The number of messages, in parallel, that the filereader will process. Setting this number higher than 8 (with the other default settings) is not recommended. A higher setting does not substantially increase performance and there is a much greater risk of running out of memory. Setting this to less than 8 (in some cases 1) helps when processing big files, but it may slow down the system considerably.
Additionally: Add the following line to the \vontu\protect\config\crawler.properties on the Discover server machine:
filesystemcrawler.workqueue.max.memory = 120000000
This value defaults to 60000000, but it must be the same or larger than the maximum message size. All other settings should be standard.
Targets should be configured for each set of shares to scan: One target is assigned to the slow path server and only scans files larger than 10MB; the other target is assigned to the fast path and scans files smaller than 10MB. This setup allows you to scan all file types up to 120MB.
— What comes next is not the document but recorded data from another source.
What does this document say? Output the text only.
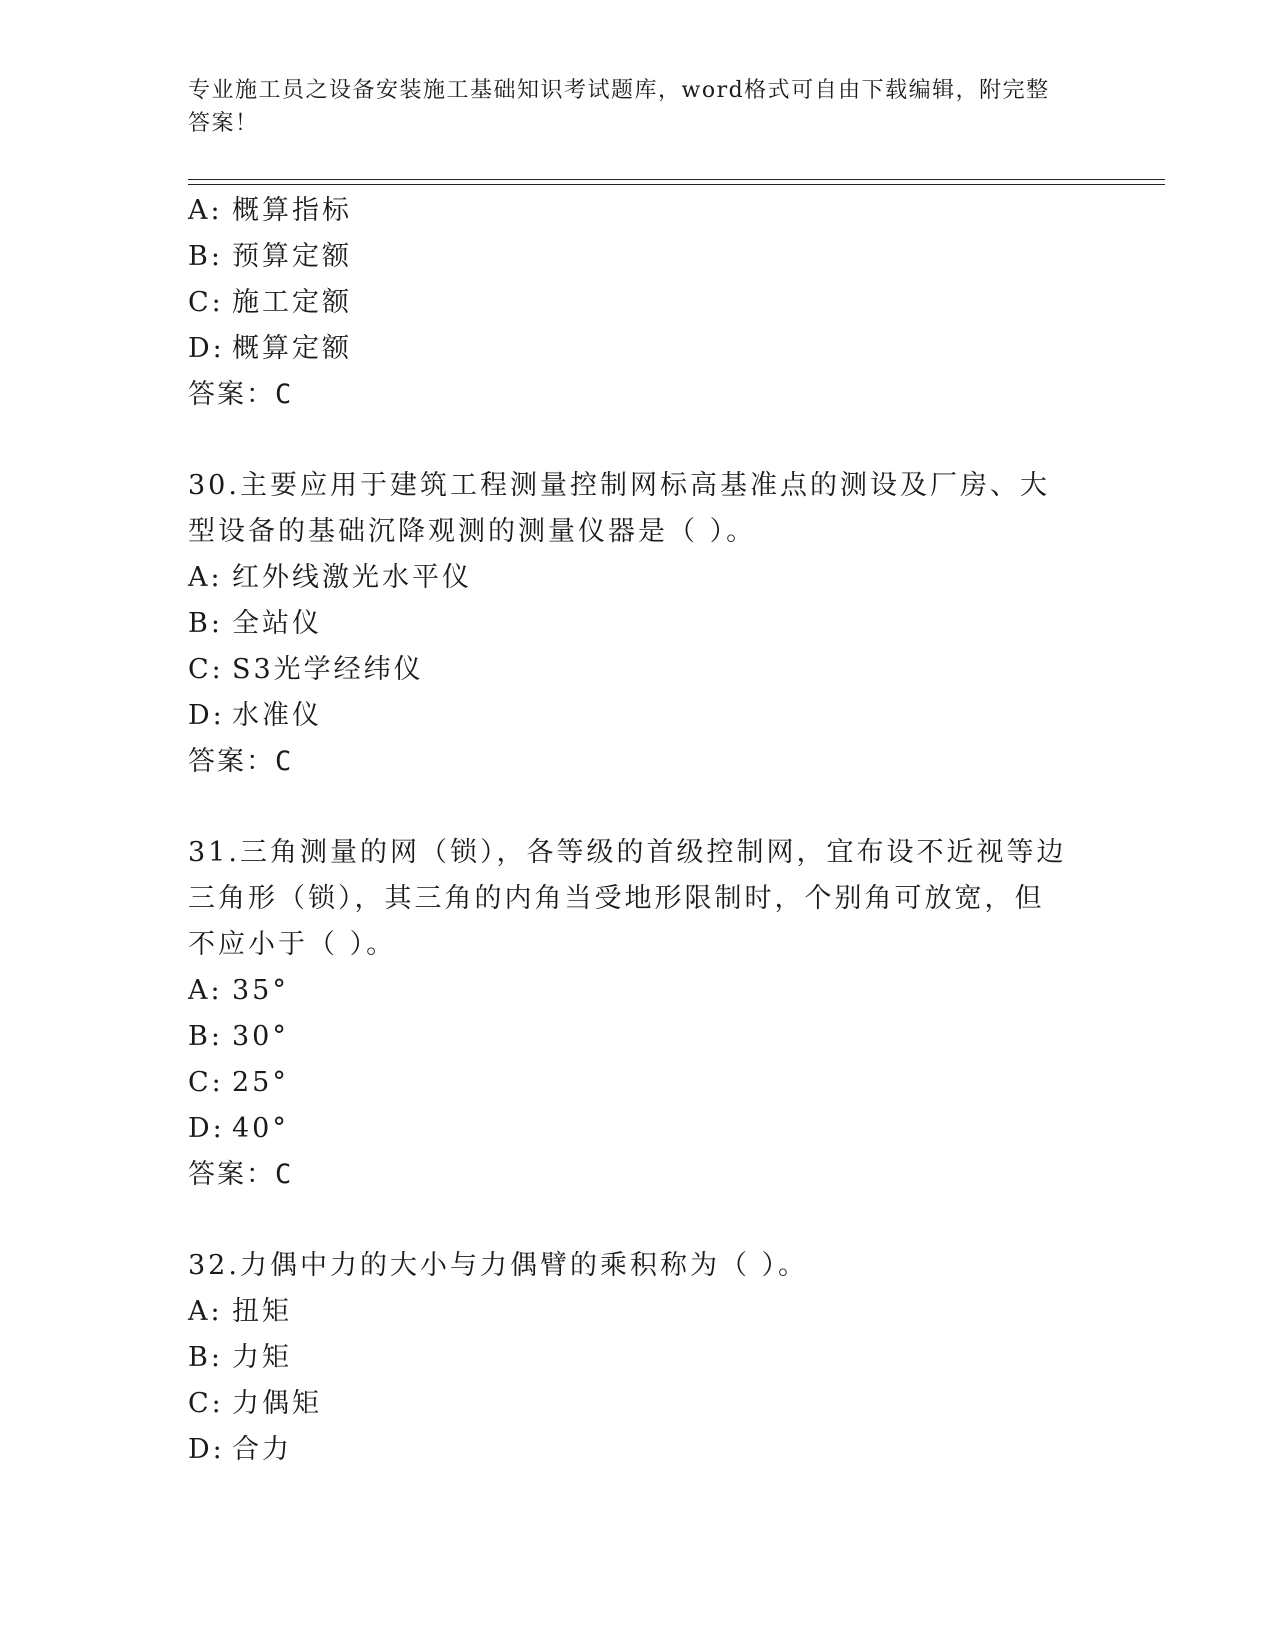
专业施工员之设备安装施工基础知识考试题库，word格式可自由下载编辑，附完整答案！
A: 概算指标
B: 预算定额
C: 施工定额
D: 概算定额
答案：C
30.主要应用于建筑工程测量控制网标高基准点的测设及厂房、大型设备的基础沉降观测的测量仪器是（ ）。
A: 红外线激光水平仪
B: 全站仪
C: S3光学经纬仪
D: 水准仪
答案：C
31.三角测量的网（锁），各等级的首级控制网，宜布设不近视等边三角形（锁），其三角的内角当受地形限制时，个别角可放宽，但不应小于（ ）。
A: 35°
B: 30°
C: 25°
D: 40°
答案：C
32.力偶中力的大小与力偶臂的乘积称为（ ）。
A: 扭矩
B: 力矩
C: 力偶矩
D: 合力
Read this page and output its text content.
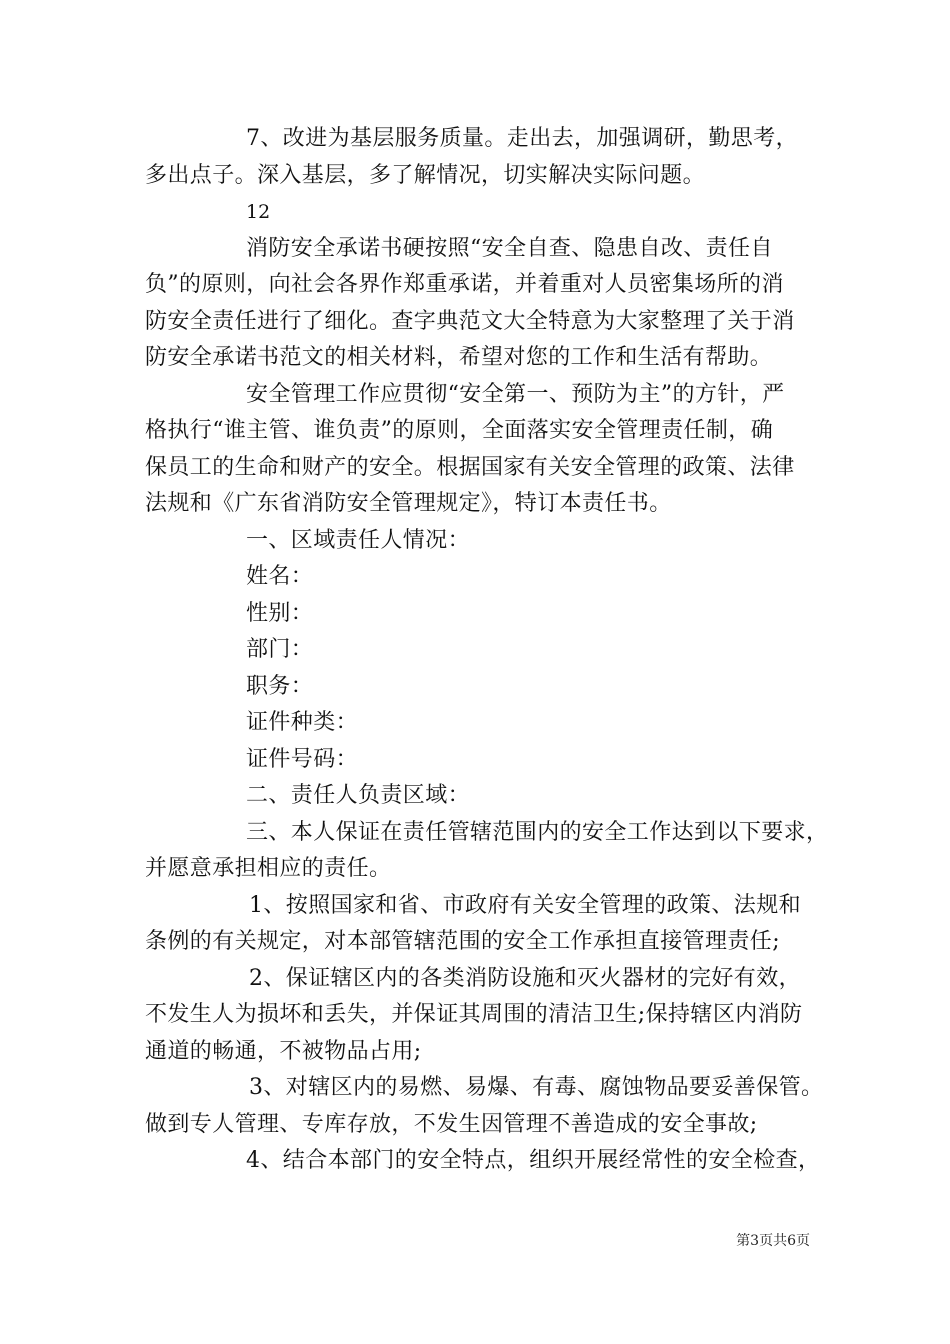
7、改进为基层服务质量。走出去，加强调研，勤思考，
多出点子。深入基层，多了解情况，切实解决实际问题。
12
消防安全承诺书硬按照“安全自查、隐患自改、责任自
负”的原则，向社会各界作郑重承诺，并着重对人员密集场所的消
防安全责任进行了细化。查字典范文大全特意为大家整理了关于消
防安全承诺书范文的相关材料，希望对您的工作和生活有帮助。
安全管理工作应贯彻“安全第一、预防为主”的方针，严
格执行“谁主管、谁负责”的原则，全面落实安全管理责任制，确
保员工的生命和财产的安全。根据国家有关安全管理的政策、法律
法规和《广东省消防安全管理规定》，特订本责任书。
一、区域责任人情况：
姓名：
性别：
部门：
职务：
证件种类：
证件号码：
二、责任人负责区域：
三、本人保证在责任管辖范围内的安全工作达到以下要求，
并愿意承担相应的责任。
1、按照国家和省、市政府有关安全管理的政策、法规和
条例的有关规定，对本部管辖范围的安全工作承担直接管理责任;
2、保证辖区内的各类消防设施和灭火器材的完好有效，
不发生人为损坏和丢失，并保证其周围的清洁卫生;保持辖区内消防
通道的畅通，不被物品占用;
3、对辖区内的易燃、易爆、有毒、腐蚀物品要妥善保管。
做到专人管理、专库存放，不发生因管理不善造成的安全事故;
4、结合本部门的安全特点，组织开展经常性的安全检查，
第3页共6页
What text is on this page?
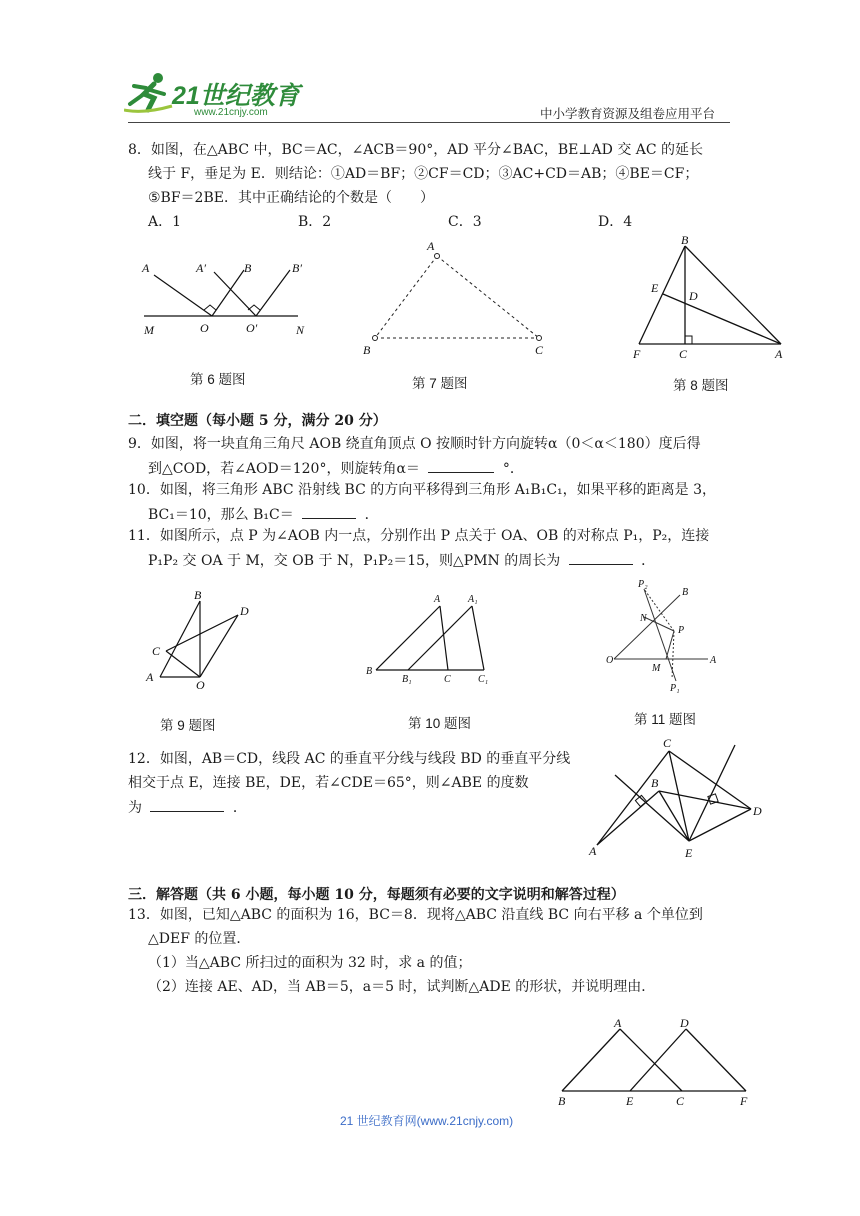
21世纪教育
www.21cnjy.com	中小学教育资源及组卷应用平台
8．如图，在△ABC 中，BC＝AC，∠ACB＝90°，AD 平分∠BAC，BE⊥AD 交 AC 的延长
线于 F，垂足为 E．则结论：①AD＝BF；②CF＝CD；③AC+CD＝AB；④BE＝CF；
⑤BF＝2BE．其中正确结论的个数是（　　）
A．1	B．2	C．3	D．4
A	A′	B	B′
M	O	O′	N
第 6 题图
A
B	C
第 7 题图
B
E
D
F	C	A
第 8 题图
二．填空题（每小题 5 分，满分 20 分）
9．如图，将一块直角三角尺 AOB 绕直角顶点 O 按顺时针方向旋转α（0＜α＜180）度后得
到△COD，若∠AOD＝120°，则旋转角α＝	°．
10．如图，将三角形 ABC 沿射线 BC 的方向平移得到三角形 A₁B₁C₁，如果平移的距离是 3，
BC₁＝10，那么 B₁C＝	．
11．如图所示，点 P 为∠AOB 内一点，分别作出 P 点关于 OA、OB 的对称点 P₁，P₂，连接
P₁P₂ 交 OA 于 M，交 OB 于 N，P₁P₂＝15，则△PMN 的周长为	．
B
D
C
A
O
第 9 题图
A	A₁
B
B₁	C	C₁
第 10 题图
P₂
B
N
P
O
M
A
P₁
第 11 题图
12．如图，AB＝CD，线段 AC 的垂直平分线与线段 BD 的垂直平分线
相交于点 E，连接 BE，DE，若∠CDE＝65°，则∠ABE 的度数
为	．
C
B
D
A	E
三．解答题（共 6 小题，每小题 10 分，每题须有必要的文字说明和解答过程）
13．如图，已知△ABC 的面积为 16，BC＝8．现将△ABC 沿直线 BC 向右平移 a 个单位到
△DEF 的位置．
（1）当△ABC 所扫过的面积为 32 时，求 a 的值；
（2）连接 AE、AD，当 AB＝5，a＝5 时，试判断△ADE 的形状，并说明理由．
A	D
B	E	C	F
21 世纪教育网(www.21cnjy.com)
Text files larger that 120MB will be truncated, but the first 120MB will be processed.
Other file types: *.doc, *.xls, *.ppt, *.pdf, *.zip, etcetera will be ignored if they are larger than 120MB because Vontu’s Message Cracking technology cannot recognize them.
If you must include .xls files, you must disable formula extraction.
To disable formula extraction:
- Edit the formats.ini file in the directory, \Vontu\Protect\lib\native\formats.ini.
- Change “getformulastring=2” to “getformulastring=0.”
- Restart the Monitor Server.
- Disable formula extraction on all the detection servers.